Mariano delli Santi, legal and political officer of the ORG, commented in a further reason: “These new complaints show that the GDPR works. The individual is increasingly aware of their rights and demands changes. It is now up to the authorities to support this process and ensure that these laws are properly and consistently enforced against the widespread abuses of the adtech industry. "
At the time of writing, the only remaining example of a tech giant's enforcement under the updated regulation was the January 2019 decision to fine Google a $ 57 million fine on the French CNIL. However, this investigation was limited to a national scope and was not treated as a cross-border case.
Since then, Google has moved its legal base in Europe to Ireland – now under the jurisdiction of the DPC.
This regulation seems to be appropriate for large technologies in order to avoid the risk of faster investigations carried out by individual agencies of the Member States acting alone faster. (So it's very interesting to see how TikTok is increasing its business infrastructure and workforce in Ireland – as it is now also on the CNIL radar …)
As mentioned earlier, EU lawmakers have admitted that enforcement of the GDPR has so far been a weakness.
During a review of the two-year-old regulation this summer, the Commission found a lack of generally strong enforcement.
Last week, Commissioner for Values and Transparency, Vera Jourouv, also raised the issue when she set out the bloc's plan to bolster democratic values against a range of online risks such as algorithmically enhanced or microtargeted disinformation and electoral disruption – the recognition of GDPR this alone is not enough to resolve myriad overlapping technical problems.
"(After the Cambridge Analytica scandal) we said we were relieved that after the GDPR went into effect we would be protected from this type of practice – that people had to give their consent and be aware of it – but we see that it could be a weak measure just to rely on consent or leave it to citizens to give consent, "she said.
"Enforcing data protection rules is not enough – that's why we come into the Action Plan for European Democracy with the vision for next year to include the rules for political advertising in which we seriously consider restricting microtargeting as a method of promoting political powers, political parties or political individuals. "
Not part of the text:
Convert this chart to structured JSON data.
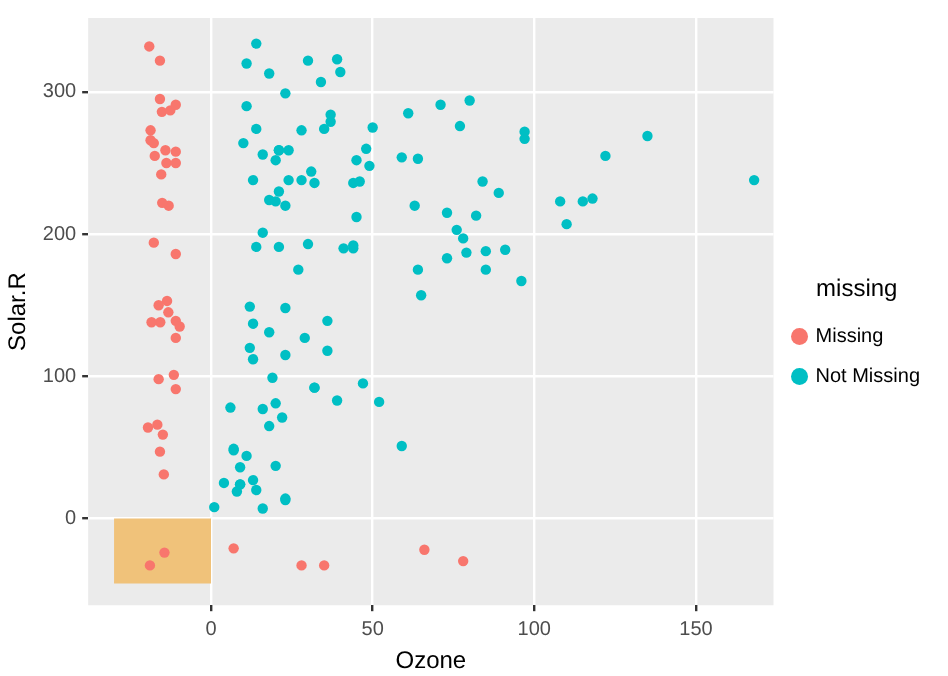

The European Commission is in the process of creating an ambitious and interlocking package of digital rules designed to boost a regional data economy and set firm online rules to build the trust needed – and has stated that these important digital policymaking efforts will serve Europe for decades.
Without effective enforcement of the Internet rulebook, however, it is not clear how the block's digital strategy is to be implemented as intended.